大到成群結隊,小到微薄之力,無一不是仰天大喊:當世真英雄,其名帝世天!赴身為人民,定能凱旋歸!
聽!
這一天,所有人都在為你吶喊。
這……
唐通和雷狂臉色一喜,這一聲,他們等太久了!
「謝謝!」
儘管看不到,但他們能夠想像出來,一道道身影面向這裏齊齊吶喊的場景。
帝世天嘴角微翹,抬手朝着對岸輕輕往下一壓,「你們信我,那麼帝某今日,定還你們一個不負所望。」
民若為我。
我,無所畏懼!
天上的血紅,因為日落的緣故,漸漸被染成了一種詭異的光色,像似不詳。
噠噠噠!!
噠噠噠!!
這個時候,對岸突然響起清晰可聞的陣陣腳步聲,連同帶起鋪天蓋地的灰塵,宛如千軍萬馬在沙場奔波時的場景。
到了!
只不過,卻再也聽不見英雄會必勝五字,因為他們縱使喊破喉嚨,也蓋不過千千萬萬道自四方而起的高昂之聲。
為首顯露身形的,是蘭不凡等身為一家之主的掌權者。
再之後,十四面旗幟從他們背後揚起,應風嘩嘩作響,盡顯威風。
五千餘名修者,依次擺好陣型。
後方數之不盡的人群,此刻也是紛紛向四面擴散,找上一個比較合適的位置,準備慢慢欣賞這場好戲。

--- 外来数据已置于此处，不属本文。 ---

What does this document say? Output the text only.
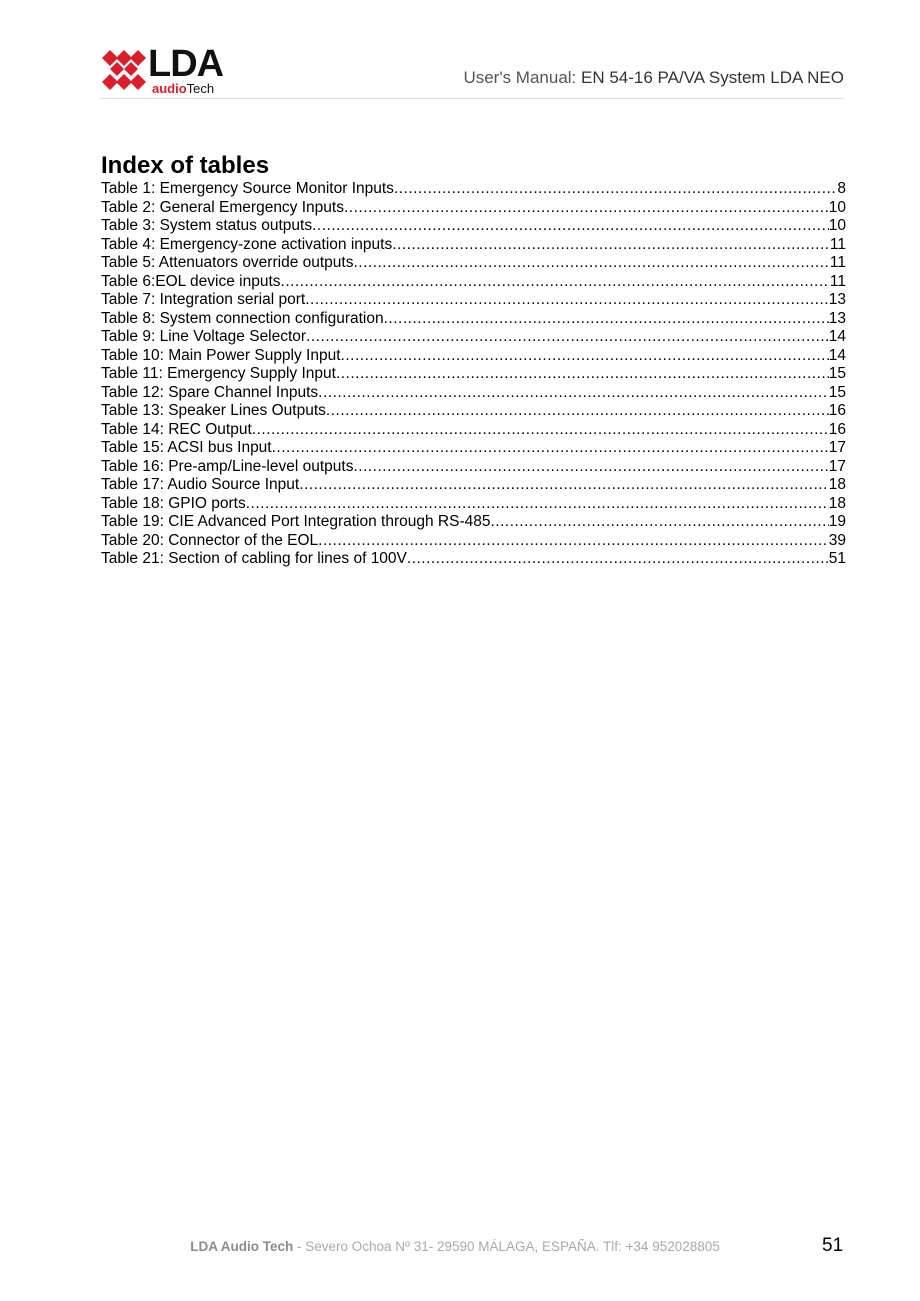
LDA
audioTech
User's Manual: EN 54-16 PA/VA System LDA NEO
Index of tables
Table 1: Emergency Source Monitor Inputs .....	8
Table 2: General Emergency Inputs .....	10
Table 3: System status outputs .....	10
Table 4: Emergency-zone activation inputs .....	11
Table 5: Attenuators override outputs .....	11
Table 6:EOL device inputs .....	11
Table 7: Integration serial port .....	13
Table 8: System connection configuration .....	13
Table 9: Line Voltage Selector .....	14
Table 10: Main Power Supply Input .....	14
Table 11: Emergency Supply Input .....	15
Table 12: Spare Channel Inputs .....	15
Table 13: Speaker Lines Outputs .....	16
Table 14: REC Output .....	16
Table 15: ACSI bus Input .....	17
Table 16: Pre-amp/Line-level outputs .....	17
Table 17: Audio Source Input .....	18
Table 18: GPIO ports .....	18
Table 19: CIE Advanced Port Integration through RS-485 .....	19
Table 20: Connector of the EOL .....	39
Table 21: Section of cabling for lines of 100V .....	51
LDA Audio Tech - Severo Ochoa Nº 31- 29590 MÁLAGA, ESPAÑA. Tlf: +34 952028805	51
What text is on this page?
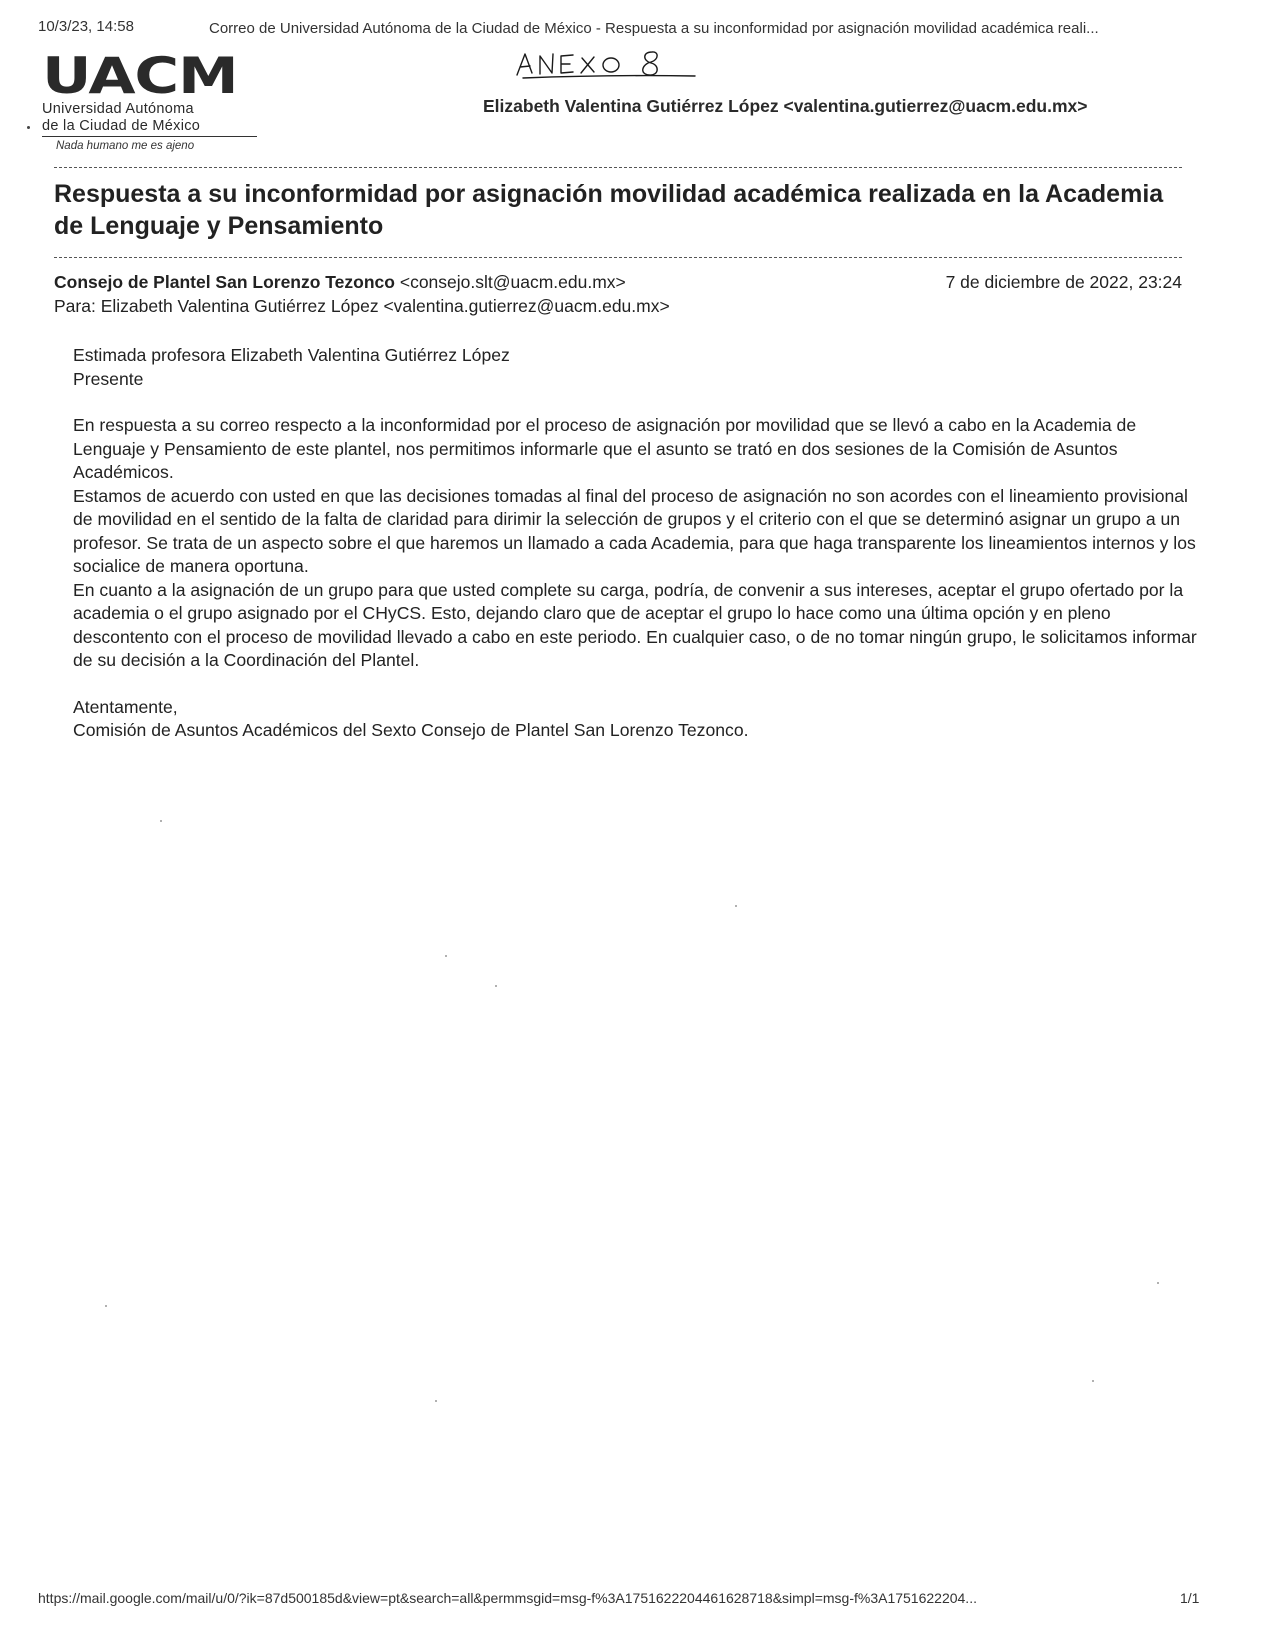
10/3/23, 14:58	Correo de Universidad Autónoma de la Ciudad de México - Respuesta a su inconformidad por asignación movilidad académica reali...
UACM
Universidad Autónoma
de la Ciudad de México
Nada humano me es ajeno
Elizabeth Valentina Gutiérrez López <valentina.gutierrez@uacm.edu.mx>
Respuesta a su inconformidad por asignación movilidad académica realizada en la Academia de Lenguaje y Pensamiento
Consejo de Plantel San Lorenzo Tezonco <consejo.slt@uacm.edu.mx>	7 de diciembre de 2022, 23:24
Para: Elizabeth Valentina Gutiérrez López <valentina.gutierrez@uacm.edu.mx>

Estimada profesora Elizabeth Valentina Gutiérrez López

Presente

En respuesta a su correo respecto a la inconformidad por el proceso de asignación por movilidad que se llevó a cabo en la Academia de Lenguaje y Pensamiento de este plantel, nos permitimos informarle que el asunto se trató en dos sesiones de la Comisión de Asuntos Académicos.

Estamos de acuerdo con usted en que las decisiones tomadas al final del proceso de asignación no son acordes con el lineamiento provisional de movilidad en el sentido de la falta de claridad para dirimir la selección de grupos y el criterio con el que se determinó asignar un grupo a un profesor. Se trata de un aspecto sobre el que haremos un llamado a cada Academia, para que haga transparente los lineamientos internos y los socialice de manera oportuna.

En cuanto a la asignación de un grupo para que usted complete su carga, podría, de convenir a sus intereses, aceptar el grupo ofertado por la academia o el grupo asignado por el CHyCS. Esto, dejando claro que de aceptar el grupo lo hace como una última opción y en pleno descontento con el proceso de movilidad llevado a cabo en este periodo. En cualquier caso, o de no tomar ningún grupo, le solicitamos informar de su decisión a la Coordinación del Plantel.

Atentamente,

Comisión de Asuntos Académicos del Sexto Consejo de Plantel San Lorenzo Tezonco.

https://mail.google.com/mail/u/0/?ik=87d500185d&view=pt&search=all&permmsgid=msg-f%3A1751622204461628718&simpl=msg-f%3A1751622204...	1/1
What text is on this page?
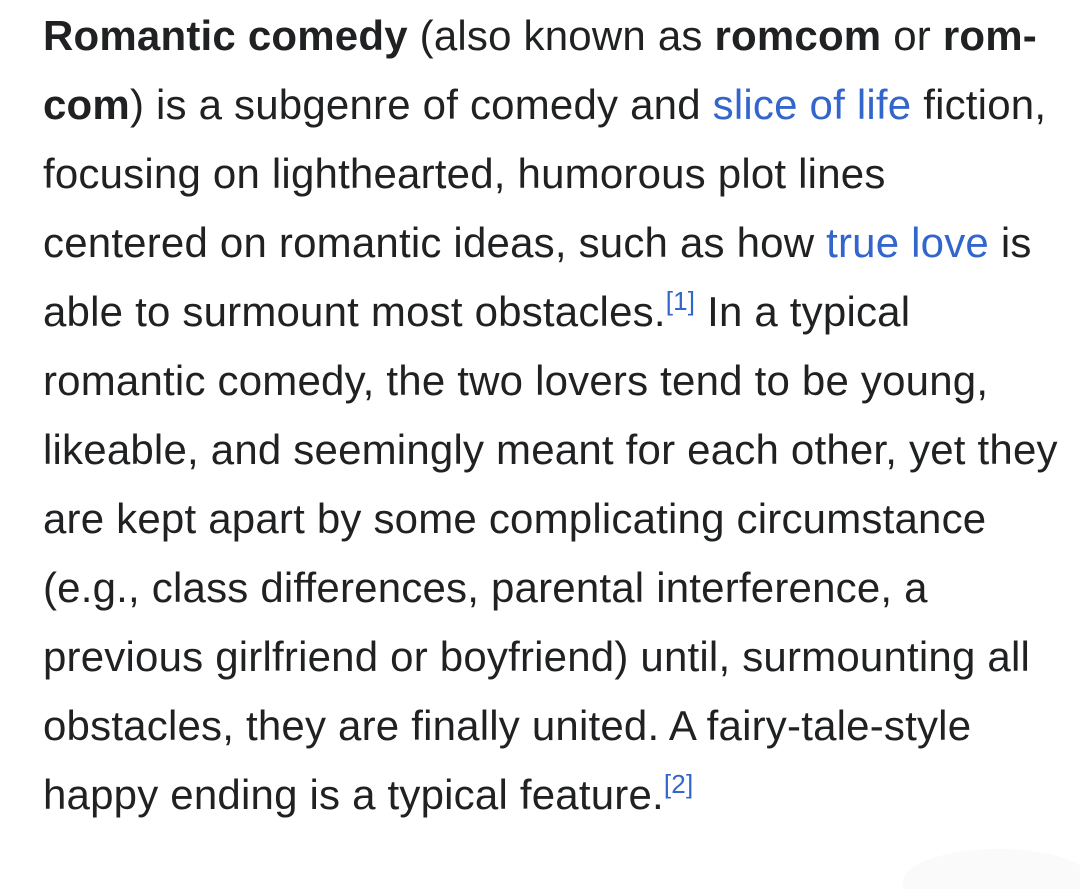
Romantic comedy (also known as romcom or rom-
com) is a subgenre of comedy and slice of life fiction,
focusing on lighthearted, humorous plot lines
centered on romantic ideas, such as how true love is
able to surmount most obstacles.[1] In a typical
romantic comedy, the two lovers tend to be young,
likeable, and seemingly meant for each other, yet they
are kept apart by some complicating circumstance
(e.g., class differences, parental interference, a
previous girlfriend or boyfriend) until, surmounting all
obstacles, they are finally united. A fairy-tale-style
happy ending is a typical feature.[2]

而,本因為各地賤民敢反他們一事臉色難看的眾人,一見帝世天他們只有三個人,當場被逗得仰天大笑。
區區三人?
「呵呵。」
「我當是敢和我們英雄會抗衡的人,會是什麼樣的人物呢,沒想到是個傻叉,你難不成打算三個人將我們這五千人殺穿?!妄想症,該去治治了。」
泰家家主泰貫之是一個瘦小的中年人,大概只有一五幾的身高,此刻他抱起胳膊,細細審視着帝世天,容顏極為不屑。
嚴格意義上來講,這是他們現實中頭一次見面。
「哈哈哈!」
他的話,頓時又惹得所有人大笑不止,三個人,殺穿英雄會五千修士?這不是得妄想症了是什麼?
「腦子有病!」
琅袁彪張口就罵:「你這狗東西,四處妖言惑眾,如今又鼓動那些賤民為你打氣,我當是什麼陣容讓這麼多人看好你,」
「現在看來你也不中啊,帶這麼兩個乳臭未乾的毛頭小兒就趕赴戰場?盡得住我們一人一口唾沫?!」
其他人,皆是冷笑連連。
先前帝世天藏身暗處,他們不知曉其有什麼應對手段。
故此,在潛意識的高看了他幾分,但現在兩方一會面,便連唯一的興致都沒有了,根本沒有可比性。
「頂級世家的家主?」
「果然是很不錯的姿態,讓我瞧瞧,你們兩個是誰。」
帝世天看了一眼他二人,然後伸手接過了雷狂遞過來的檔案,不急不緩的過目了起來。
泰貫之?
琅袁彪?
「很不幸,你們兩個恰好,在帝某的必殺名單上。」
帝世天合起檔案,微笑說道。
這之後,他又掃視了一眼除去蘭不凡之外的其他人,再次開口:「餘下十一人,只有清河的白魏兩家,足以網開一面,現在退去的話,還來得及。」
他,從來都不是一個濫殺無辜的人。
所以在這之前,便將十四家查了底朝天,其所作所為全都在檔案上記的一清二楚。
一番話,令全場都靜了下來。
說實話,他們確實被帝世天給雷着了,意思是,他打算將在場除白魏兩家家主之外的所有話事人,都殺了?
「哈哈哈。」
「白兄,魏兄,你們聽到沒,這狗東西叫你們現在退走,饒不死呢。」
回過神的琅袁彪當場沒忍住,直接捧腹大笑起來。
白杜茂:……
魏封龍:……
兩人好歹是一家之主,此次雖說是受大勢所趨,來的有些不情願。
但如今被帝世天這麼當眾一說,又被琅袁彪暗諷,哪怕是心態再好,此刻也該炸了。
「小子,你腦子是秀逗了還是進水了?」
「要我們退,還繞我們不死?魏某人都想問問你,你有什麼資格?光憑一張嘴可不行!」
話罷,
一旁的白杜茂接過道:「不如,你跪下磕三個頭道歉,等下我們下手的時候,儘量輕點?」
如今局勢明了。
今日,帝世天難逃一死,大家之所以沒有急着動手,無非就是為了戲耍他罷了。
畢竟,被人們稱為南境年輕第一輩的傢伙,現在就像條狗供他們逗樂,可是過癮的很呢。
「既然如此,那也顯得乾脆。」
「一網打盡,實屬再好不過。」
帝世天笑着搖了搖頭,錯了不重要,重要的不知悔改。
眾人:……
「你很讓人失望。」
「雖然覺得有些小題大做了,但卻也是非常有必要的,按理說,你這種狂妄自大,看不清局勢的蠢貨,那天死的應該是你,而不是我兒!」
「告訴本家主,你有什麼遺言,等你死了本家主會好心轉告給你家人的。」
這時,蘭不凡終於開口了。
底氣十足。
自信滿滿。
畢竟這身後幾千修士,是最鋒利的矛,亦是堅不可摧的盾。